Import Numpy, Pandas and Matplotlib and set the display options.

Use the following code to load a CSV file of the NOAA IBTrACS hurricane dataset:

url = 'https://www.ncei.noaa.gov/data/international-best-track-archive-for-climate-stewardship-ibtracs/v04r00/access/csv/ibtracs.ALL.list.v04r00.csv'
df = pd.read_csv(url, parse_dates=['ISO_TIME'], usecols=range(12),
                 skiprows=[1], na_values=[' ', 'NOT_NAMED'],
                 keep_default_na=False, dtype={'NAME': str})
df.head()

Basin Key: (NI - North Indian, SI - South Indian, WP - Western Pacific, SP - Southern Pacific, EP - Eastern Pacific, NA - North Atlantic)

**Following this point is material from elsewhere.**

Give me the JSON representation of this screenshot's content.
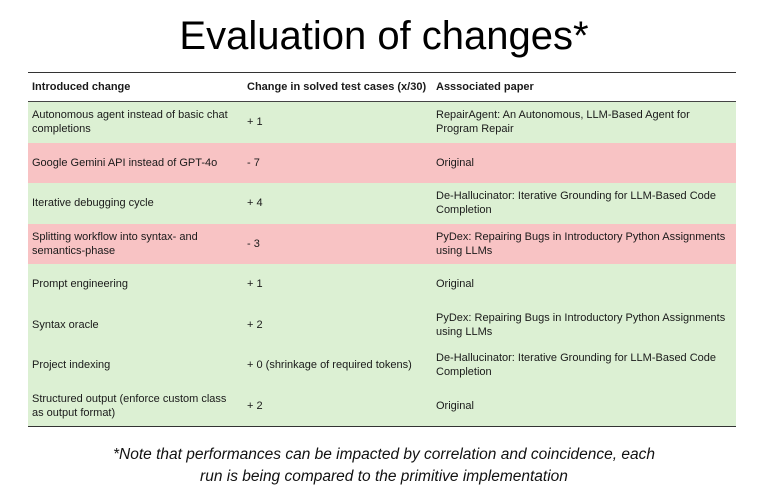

How many rows does this dataset have?

How many North Atlantic hurricanes are in this dataset?

1) Get the unique values of the BASIN, SUBBASIN, and NATURE columns

2) Rename the WMO_WIND and WMO_PRES columns to WIND and PRES

3) Get the 10 largest rows in the dataset by WIND

You will notice some names are repeated.

4) Group the data on SID and get the 10 largest hurricanes by WIND

5) Make a bar chart of the wind speed of the 20 strongest-wind hurricanes

Use the name on the x-axis.

6) Plot the count of all datapoints by Basin

as a bar chart

7) Plot the count of unique hurricanes by Basin

as a bar chart.

8) Make a hexbin of the location of datapoints in Latitude and Longitude

9) Find Hurricane Katrina (from 2005) and plot its track as a scatter plot

First find the SID of this hurricane.

Next get this hurricane’s group and plot its position as a scatter plot. Use wind speed to color the points.

10) Make time the index on your dataframe

11) Plot the count of all datapoints per year as a timeseries

You should use resample

12) Plot all tracks from the North Atlantic in 2005

You will probably have to iterate through a GroupBy object

13) Create a filtered dataframe that contains only data since 1970 from the North Atlantic (“NA”) Basin

Use this for the rest of the assignment

14) Plot the number of datapoints per day from this filtered dataframe

Make sure you figure is big enough to actually see the plot

15) Calculate the climatology of datapoint counts as a function of dayofyear

Plot the mean and standard deviation on a single figure

16) Use transform to calculate the anomaly of daily counts from the climatology

Resample the anomaly timeseries at annual resolution and plot a line with dots as markers.

Which years stand out as having anomalous hurricane activity?